From: Thomas Gleixner
Date: Thu Mar 06 2014 - 06:15:27 EST


On Wed, 5 Mar 2014, Khalid Aziz wrote:
> On 03/05/2014 04:10 AM, Peter Zijlstra wrote:
> > On Tue, Mar 04, 2014 at 04:51:15PM -0800, Andi Kleen wrote:
> > > Anything else?
> >
> > Proxy execution; its a form of PI that works for arbitrary scheduling
> > policies (thus also very much including fair).
> >
> > With that what you effectively end up with is the lock holder running
> > 'boosted' by the runtime of its blocked chain until the entire chain
> > runs out of time, at which point preemption doesn't matter anyhow.
> >
>
> Hello Peter,
>
> I read through the concept of proxy execution and it is a very interesting
> concept. I come from many years of realtime and embeddded systems development
> and I can easily recall various problems in the past that can be solved or
> helped by this. Looking at the current problem I am trying to solve with
> databases and JVM, I run into the same issue I described in my earlier email.
> Proxy execution is a post-contention solution. By the time proxy execution can
> do something for my case, I have already paid the price of contention and a
> context switch which is what I am trying to avoid. For a critical section that
> is very short compared to the size of execution thread, which is the case I am
> looking at, avoiding preemption in the middle of that short critical section
> helps much more than dealing with lock contention later on. The goal here is
> to avoid lock contention and associated cost. I do understand the cost of
> dealing with lock contention poorly and that can easily be much bigger cost,
> but I am looking into avoiding even getting there.

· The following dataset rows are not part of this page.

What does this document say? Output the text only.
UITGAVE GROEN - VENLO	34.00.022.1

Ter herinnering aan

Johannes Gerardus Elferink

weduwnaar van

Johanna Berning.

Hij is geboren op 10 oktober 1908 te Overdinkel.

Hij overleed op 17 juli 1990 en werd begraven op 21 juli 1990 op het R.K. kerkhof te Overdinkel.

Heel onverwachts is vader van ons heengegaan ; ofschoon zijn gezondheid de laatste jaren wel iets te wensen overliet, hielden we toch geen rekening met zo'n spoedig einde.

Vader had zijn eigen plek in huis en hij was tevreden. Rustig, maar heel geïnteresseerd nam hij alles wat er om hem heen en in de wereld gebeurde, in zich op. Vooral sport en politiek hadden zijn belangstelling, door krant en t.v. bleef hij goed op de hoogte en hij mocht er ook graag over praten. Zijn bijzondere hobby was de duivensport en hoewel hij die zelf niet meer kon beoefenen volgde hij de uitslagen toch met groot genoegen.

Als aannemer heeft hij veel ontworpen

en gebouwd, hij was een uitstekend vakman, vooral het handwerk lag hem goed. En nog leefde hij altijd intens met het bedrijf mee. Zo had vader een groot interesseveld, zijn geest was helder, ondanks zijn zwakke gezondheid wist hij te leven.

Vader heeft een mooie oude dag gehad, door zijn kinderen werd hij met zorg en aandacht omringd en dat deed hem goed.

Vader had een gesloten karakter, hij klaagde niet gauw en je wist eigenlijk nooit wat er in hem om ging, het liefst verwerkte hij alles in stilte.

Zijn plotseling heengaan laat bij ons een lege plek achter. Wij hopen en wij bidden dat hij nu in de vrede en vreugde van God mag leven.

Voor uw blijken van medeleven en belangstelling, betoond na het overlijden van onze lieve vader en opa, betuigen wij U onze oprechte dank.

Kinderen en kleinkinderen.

We understand that you want to avoid preemption in the first place and
not getting into the contention handling case.

But, what you're trying to do is essentially creating an ABI which we
have to support and maintain forever. And that definitely is worth a
few serious questions.

Lets ignore the mm related issues for now as those can be solved. That's
the least of my worries.

Right now you are using this for a single use case with a well defined
environment, where all related threads reside in the same scheduling
class (FAIR). But that's one of a gazillion of use cases of Linux.

If we allow you to special case your database workload then we have no
argument why we should not do the same thing for realtime workloads
where the SCHED_FAIR housekeeping thread can hold a lock shortly to
access some important data in the SCHED_FIFO realtime computation
thread. Of course the RT people want to avoid the lock contention as
much as you do, just for different reasons.

Add SCHED_EDF, cgroups and hierarchical scheduling to the picture and
hell breaks lose.

Why? Simply because you applied the everything is a nail therefor I
use a hammer approach. Understandable because in your case (data base
workload) almost everything is the same nail.